Browser Farm

The Browser Farm allows access and retrieval of information from websites that rely on Javascript to load content. If an ordinary URL Crawler retrieves such a page, the only thing it will see is the basic layout of the page.

Therefore such websites cannot be crawled with an ordinary URL Crawler, because the actual content is queried from the server after the page was loaded. What the Javascript is loading even depends on user interaction with the page, e.g. scrolling down will load additional content.

The Browser Farm: An Ecosystem for Browser Crawlers

The Browser Crawler allows to load the web page, interact with the web page and take a snapshot of all content that was loaded at the given point in time.

Browser Crawler Filter Type

The Browser Farm is controlled by the Browser Crawler filter type that loads Selenese scripts and sends them to the Browser Farm for execution. Selenese scripts can be provided manually, but most of the time the scripts will be parameterized and generated by ds9 filter chains before starting the Browser Crawler. Just like URLs for URL Crawlers are generated by replacing placeholders, e.g. parameters, in URL templates, Selenese scripts can be created with placeholders that are filled in with data created by preceding filter steps.

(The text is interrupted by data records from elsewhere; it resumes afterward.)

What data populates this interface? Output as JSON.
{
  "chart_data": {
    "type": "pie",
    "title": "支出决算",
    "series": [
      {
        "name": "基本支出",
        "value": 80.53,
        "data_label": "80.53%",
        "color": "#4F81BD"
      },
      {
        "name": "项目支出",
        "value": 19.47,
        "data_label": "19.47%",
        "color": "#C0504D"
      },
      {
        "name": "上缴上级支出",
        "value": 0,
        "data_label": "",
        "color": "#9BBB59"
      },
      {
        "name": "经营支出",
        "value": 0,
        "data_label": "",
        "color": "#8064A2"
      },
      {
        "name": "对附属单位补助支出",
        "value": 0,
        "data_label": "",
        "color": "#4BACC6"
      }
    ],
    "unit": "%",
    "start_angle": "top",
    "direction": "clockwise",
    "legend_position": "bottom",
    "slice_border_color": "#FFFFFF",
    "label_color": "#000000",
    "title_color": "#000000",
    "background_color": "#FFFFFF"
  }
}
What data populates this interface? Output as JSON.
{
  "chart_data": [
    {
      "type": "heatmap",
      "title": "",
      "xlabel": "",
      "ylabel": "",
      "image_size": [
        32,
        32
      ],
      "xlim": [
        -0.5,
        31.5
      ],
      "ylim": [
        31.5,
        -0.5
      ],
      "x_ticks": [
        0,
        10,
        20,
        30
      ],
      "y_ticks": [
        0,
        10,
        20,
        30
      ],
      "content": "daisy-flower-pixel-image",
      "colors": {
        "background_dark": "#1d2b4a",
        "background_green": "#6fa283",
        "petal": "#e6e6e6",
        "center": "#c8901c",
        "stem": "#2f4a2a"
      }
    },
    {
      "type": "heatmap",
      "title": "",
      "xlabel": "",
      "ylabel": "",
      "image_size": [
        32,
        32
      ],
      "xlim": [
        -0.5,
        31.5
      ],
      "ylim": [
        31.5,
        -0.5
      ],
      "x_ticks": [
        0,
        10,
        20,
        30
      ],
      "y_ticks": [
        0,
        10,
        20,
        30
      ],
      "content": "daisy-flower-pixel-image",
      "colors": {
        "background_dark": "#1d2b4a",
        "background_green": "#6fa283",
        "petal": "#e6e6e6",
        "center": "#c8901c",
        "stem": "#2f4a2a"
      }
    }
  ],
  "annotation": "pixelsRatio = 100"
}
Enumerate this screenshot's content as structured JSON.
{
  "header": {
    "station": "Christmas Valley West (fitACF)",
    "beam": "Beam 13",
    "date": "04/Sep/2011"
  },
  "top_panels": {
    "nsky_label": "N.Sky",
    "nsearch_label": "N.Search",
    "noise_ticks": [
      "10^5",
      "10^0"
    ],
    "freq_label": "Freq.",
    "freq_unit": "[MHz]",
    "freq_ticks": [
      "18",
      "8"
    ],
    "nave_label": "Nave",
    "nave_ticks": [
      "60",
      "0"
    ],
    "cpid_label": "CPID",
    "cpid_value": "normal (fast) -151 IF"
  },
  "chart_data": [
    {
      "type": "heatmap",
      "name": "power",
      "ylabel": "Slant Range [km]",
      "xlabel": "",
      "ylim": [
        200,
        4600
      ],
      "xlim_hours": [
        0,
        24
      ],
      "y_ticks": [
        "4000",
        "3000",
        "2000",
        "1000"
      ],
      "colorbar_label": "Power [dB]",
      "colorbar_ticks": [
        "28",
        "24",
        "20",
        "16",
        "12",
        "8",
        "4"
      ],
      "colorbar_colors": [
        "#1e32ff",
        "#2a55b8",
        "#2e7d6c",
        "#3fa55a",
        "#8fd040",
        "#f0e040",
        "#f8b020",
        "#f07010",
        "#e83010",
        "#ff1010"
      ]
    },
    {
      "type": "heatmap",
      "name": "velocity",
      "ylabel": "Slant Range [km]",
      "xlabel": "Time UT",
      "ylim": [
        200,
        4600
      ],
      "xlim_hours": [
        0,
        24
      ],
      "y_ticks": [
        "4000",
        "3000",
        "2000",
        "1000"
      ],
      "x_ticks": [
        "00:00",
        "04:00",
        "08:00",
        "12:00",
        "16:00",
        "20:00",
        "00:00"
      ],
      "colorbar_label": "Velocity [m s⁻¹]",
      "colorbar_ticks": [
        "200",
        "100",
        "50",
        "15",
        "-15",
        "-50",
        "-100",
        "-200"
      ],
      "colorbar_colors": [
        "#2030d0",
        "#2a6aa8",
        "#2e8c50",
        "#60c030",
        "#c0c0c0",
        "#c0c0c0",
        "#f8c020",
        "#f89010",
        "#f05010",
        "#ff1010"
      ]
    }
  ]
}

To execute a Browser Crawler, the Browser Crawler filter type needs to know the URL of the Browser Farm, which is a Web application that needs to be installed on a separate server, a username and a password for authentication.

Each executed Selenese script results in a document that is written to the output of the filter type for further processing.



Browser Farm Setup and Deployment

The Browser Farm provides the environment in which the Browser Crawlers are operated. As Browser Crawlers allow the interaction with the web pages they retrieve, there must be a way to verify what the Browser Crawler is doing in case something does not work as intended. Therefore the Browser Crawlers are actual Chrome browsers running on a minimum Linux GUI into which the ds9 user can log in and watch the "ghost-operated" browser while it is being operated by the Browser Crawler.

What the browser is doing on a particular page is defined by a Selenium Script that is used as input by the Browser crawler.